At this point, she didn't care if he knew she could read minds.
"I came here from York," she said. "Pennsylvania. I was guarding someone." The absence of anyone else in the room made the point for her. "There are people I care about, that are lost, and I have to be here, in a fucking cage."
Her eyes changed again, at the thought. She didn't look away from him. They would go back to their normal green in a moment.
"I am very sorry you're here. You may never actually understand how sorry. But you are here. And this time, we don't get to run."
Because that had been her answer to things, too.
"Fuck the cowboys with gills. They aren't the problem. You focus on the problem. You let us help you do that. You let me help you do that."

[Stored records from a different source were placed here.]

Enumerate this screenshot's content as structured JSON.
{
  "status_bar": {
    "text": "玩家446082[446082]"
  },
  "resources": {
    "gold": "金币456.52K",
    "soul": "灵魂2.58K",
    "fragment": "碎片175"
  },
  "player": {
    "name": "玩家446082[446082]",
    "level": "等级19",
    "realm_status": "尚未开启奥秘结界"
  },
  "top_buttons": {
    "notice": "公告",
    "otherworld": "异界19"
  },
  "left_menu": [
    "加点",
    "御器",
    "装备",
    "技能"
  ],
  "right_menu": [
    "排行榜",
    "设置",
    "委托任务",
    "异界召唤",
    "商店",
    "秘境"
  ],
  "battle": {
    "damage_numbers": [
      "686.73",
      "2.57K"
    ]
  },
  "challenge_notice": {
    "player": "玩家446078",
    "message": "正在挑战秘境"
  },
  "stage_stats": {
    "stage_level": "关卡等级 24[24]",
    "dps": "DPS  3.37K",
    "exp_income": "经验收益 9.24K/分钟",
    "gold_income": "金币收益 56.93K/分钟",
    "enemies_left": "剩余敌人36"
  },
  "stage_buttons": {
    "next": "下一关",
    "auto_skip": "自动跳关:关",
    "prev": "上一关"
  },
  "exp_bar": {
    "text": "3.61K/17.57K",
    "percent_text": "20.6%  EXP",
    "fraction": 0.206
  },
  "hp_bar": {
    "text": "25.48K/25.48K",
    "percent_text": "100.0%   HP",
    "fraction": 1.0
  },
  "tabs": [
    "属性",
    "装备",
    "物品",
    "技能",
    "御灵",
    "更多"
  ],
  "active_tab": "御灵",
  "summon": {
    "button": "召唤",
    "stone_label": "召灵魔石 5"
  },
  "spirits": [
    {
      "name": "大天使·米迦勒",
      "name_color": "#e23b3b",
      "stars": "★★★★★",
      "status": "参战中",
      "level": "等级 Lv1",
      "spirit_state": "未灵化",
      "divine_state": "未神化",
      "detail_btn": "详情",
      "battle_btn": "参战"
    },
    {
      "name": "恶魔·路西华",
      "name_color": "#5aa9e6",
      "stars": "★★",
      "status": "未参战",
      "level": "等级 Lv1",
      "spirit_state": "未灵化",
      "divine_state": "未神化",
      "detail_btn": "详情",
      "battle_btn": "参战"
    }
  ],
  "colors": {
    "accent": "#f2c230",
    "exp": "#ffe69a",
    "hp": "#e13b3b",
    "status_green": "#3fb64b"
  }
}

She stood up for a second and moved at vampire speed to retrieve the coffee, then set it next to him on the table. In her movement, she no longer cared if she accidentally touched Peter. Her arm slid past him, and her waist.
"Kafa," she said, unceremoniously. Then she sat back down facing him.
Sitting this close, the smell of blood was more powerful. She sighed. Phaedra put a hand on Peter's shoulder, then the other hand on the other. Her movements were deliberately slow so that if he really cared to, he could stop her. Once she had the leverage, she pushed him away from the chair so she could see the front of his body.
For a moment, she looked like she'd been slapped. There was an exhale that sounded like an "ach," an expression of superior frustration. When she spoke again, her voice was very soft, and almost a caress.
"Ves'tacha.*" A shake of her head went with it. ---- *Sit! everybody sees only their own dish/ie, can't see the forest for the trees. Coffee. Sweetheart.